Avoid the Hassle of Litigation's Draft your Agreements with Care


Time Published on July 10, 2012

In a recent decision, Downey v. Encore International Inc., the Ontario Court of Appeal took a flexible approach based heavily on the factual circumstances in finding that a confidentiality agreement was enforceable.  

The company, Encore, had been in discussions with the plaintiff, Downey, to enter into an employment relationship. However, for tax purposes, Downey proposed that that his services be provided as a consultant through his consulting agency. A consulting agreement was executed between Encore and Downey’s company CSR Industries Inc. (“CSR”). Downey was named a “key person” in the agreement.  The consulting agreement required CSR to execute a copy of Encore’s standard confidentiality agreement. However, the confidentiality agreement that was executed was done so by Downey personally and it was the standard agreement for employees and contained language to that effect. The issue arose as to whether there was any consideration for the confidentiality agreement.

The Court of Appeal analyzed the entire factual matrix in coming to its conclusion that the confidentiality agreement was binding on Downey. The purpose of having a consulting relationship instead of an employment relationship was for tax reasons. This business reality did not change the intent of the parties.  In addition, the court found that the transaction between the parties was effected by the execution of both contracts. The consulting agreement and the confidentiality agreement were related, as the former was executed on the faith that the later would be as well. In its analysis, the court read the two contracts together, finding that the wording of the agreements and the factual matrix revealed that the de facto relationship was between Encore and Downey, not Encore and CSR.

Lack of attention to detail and other errors in a contract can have detrimental effects on a party attempting to rely upon its terms.
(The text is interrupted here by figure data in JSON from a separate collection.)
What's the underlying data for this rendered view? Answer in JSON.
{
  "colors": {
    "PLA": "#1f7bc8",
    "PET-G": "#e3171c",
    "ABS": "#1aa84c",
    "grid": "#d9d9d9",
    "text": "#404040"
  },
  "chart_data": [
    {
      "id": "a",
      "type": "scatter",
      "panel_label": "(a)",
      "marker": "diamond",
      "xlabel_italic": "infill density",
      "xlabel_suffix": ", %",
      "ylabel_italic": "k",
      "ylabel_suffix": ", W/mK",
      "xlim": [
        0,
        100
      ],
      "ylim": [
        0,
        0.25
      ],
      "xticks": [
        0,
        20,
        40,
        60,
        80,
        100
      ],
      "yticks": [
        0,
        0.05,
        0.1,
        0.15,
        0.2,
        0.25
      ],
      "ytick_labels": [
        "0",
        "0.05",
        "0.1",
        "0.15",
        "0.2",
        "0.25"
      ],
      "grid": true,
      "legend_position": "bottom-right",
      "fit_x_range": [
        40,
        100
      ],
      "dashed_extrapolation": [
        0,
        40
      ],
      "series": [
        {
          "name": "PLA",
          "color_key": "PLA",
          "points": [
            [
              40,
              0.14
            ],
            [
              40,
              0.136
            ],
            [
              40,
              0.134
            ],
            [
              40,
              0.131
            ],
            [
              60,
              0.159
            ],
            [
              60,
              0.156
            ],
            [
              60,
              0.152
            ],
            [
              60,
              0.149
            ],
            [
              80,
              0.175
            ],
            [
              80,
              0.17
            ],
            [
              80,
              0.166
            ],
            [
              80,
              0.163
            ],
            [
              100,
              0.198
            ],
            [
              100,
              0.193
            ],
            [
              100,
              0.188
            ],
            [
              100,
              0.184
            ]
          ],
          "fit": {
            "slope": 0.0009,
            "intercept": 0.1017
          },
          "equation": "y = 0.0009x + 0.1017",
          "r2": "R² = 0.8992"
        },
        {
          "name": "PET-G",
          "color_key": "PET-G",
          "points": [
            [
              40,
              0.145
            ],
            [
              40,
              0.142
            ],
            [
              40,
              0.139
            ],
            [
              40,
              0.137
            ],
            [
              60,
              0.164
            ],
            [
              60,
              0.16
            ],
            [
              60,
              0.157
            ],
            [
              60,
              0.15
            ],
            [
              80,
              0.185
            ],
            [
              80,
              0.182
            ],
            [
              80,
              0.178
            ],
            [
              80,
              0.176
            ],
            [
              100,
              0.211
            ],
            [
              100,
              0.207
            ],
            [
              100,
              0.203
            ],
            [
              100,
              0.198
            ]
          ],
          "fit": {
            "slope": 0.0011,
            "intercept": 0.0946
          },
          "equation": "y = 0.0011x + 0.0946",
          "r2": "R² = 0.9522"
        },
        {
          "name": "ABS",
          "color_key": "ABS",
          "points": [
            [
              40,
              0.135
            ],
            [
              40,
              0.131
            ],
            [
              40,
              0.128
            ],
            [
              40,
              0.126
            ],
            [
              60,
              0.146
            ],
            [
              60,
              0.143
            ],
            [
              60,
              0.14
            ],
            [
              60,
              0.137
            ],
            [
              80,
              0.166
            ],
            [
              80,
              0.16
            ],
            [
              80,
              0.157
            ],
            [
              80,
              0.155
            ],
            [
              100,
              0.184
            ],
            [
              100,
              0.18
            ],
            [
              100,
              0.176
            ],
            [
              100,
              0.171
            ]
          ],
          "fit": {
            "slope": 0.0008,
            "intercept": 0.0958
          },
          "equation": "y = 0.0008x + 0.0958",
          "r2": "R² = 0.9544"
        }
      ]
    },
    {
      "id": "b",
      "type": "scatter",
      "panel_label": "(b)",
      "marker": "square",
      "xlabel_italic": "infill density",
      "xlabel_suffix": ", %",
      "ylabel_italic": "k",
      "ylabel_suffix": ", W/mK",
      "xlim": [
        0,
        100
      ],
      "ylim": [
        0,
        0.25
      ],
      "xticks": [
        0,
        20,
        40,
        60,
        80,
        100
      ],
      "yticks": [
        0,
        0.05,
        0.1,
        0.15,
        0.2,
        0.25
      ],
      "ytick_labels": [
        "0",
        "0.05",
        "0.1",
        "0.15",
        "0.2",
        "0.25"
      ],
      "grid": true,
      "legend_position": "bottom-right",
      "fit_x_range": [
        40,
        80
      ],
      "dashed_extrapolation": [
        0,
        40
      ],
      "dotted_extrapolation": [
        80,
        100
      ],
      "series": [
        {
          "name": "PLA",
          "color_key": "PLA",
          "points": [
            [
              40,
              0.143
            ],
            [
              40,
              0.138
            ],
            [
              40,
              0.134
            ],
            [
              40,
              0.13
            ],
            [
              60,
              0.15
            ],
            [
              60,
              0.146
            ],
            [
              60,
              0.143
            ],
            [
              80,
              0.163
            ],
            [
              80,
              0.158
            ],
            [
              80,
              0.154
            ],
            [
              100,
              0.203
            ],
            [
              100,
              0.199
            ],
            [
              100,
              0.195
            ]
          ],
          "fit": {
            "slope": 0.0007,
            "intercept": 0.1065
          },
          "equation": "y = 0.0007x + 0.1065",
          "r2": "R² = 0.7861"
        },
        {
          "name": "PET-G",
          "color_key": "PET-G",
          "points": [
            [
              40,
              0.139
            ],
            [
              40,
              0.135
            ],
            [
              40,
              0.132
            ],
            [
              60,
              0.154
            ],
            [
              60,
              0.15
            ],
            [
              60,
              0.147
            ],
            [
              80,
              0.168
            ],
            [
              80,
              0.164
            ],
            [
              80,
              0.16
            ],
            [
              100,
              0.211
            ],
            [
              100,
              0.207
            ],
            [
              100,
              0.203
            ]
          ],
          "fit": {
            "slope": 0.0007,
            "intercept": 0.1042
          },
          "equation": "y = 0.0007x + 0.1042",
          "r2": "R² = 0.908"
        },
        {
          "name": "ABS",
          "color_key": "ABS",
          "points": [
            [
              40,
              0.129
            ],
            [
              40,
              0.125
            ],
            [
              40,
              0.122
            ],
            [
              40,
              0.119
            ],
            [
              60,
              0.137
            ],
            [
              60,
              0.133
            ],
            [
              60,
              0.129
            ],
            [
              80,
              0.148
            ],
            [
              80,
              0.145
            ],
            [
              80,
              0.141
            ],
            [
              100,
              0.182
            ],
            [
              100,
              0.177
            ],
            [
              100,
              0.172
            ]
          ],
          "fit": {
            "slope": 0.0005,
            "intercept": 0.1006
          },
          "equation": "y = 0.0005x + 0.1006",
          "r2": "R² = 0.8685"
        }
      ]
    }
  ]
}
One party may be relieved of its obligations under the contract on a technicality. In this decision, the Court of Appeal emphasized the true intentions of the parties and the factual realities associated with the two agreements. It took a flexible approach, focusing on the factual matrix instead of the precise wording of the agreements.

As a result, the company was able to enforce the confidentiality agreement against the consultant. However, it is important for companies to ensure that agreements are carefully drafted. Relying on a standard template agreement without reviewing its language is risky as this could affect its enforceability, or could lead to inadvertently agreeing to different terms than intended. Before a contract is executed it should be carefully reviewed. It is important to be familiar with the precise terms of the agreement, the obligations of each party to the agreement and the identity of the parties.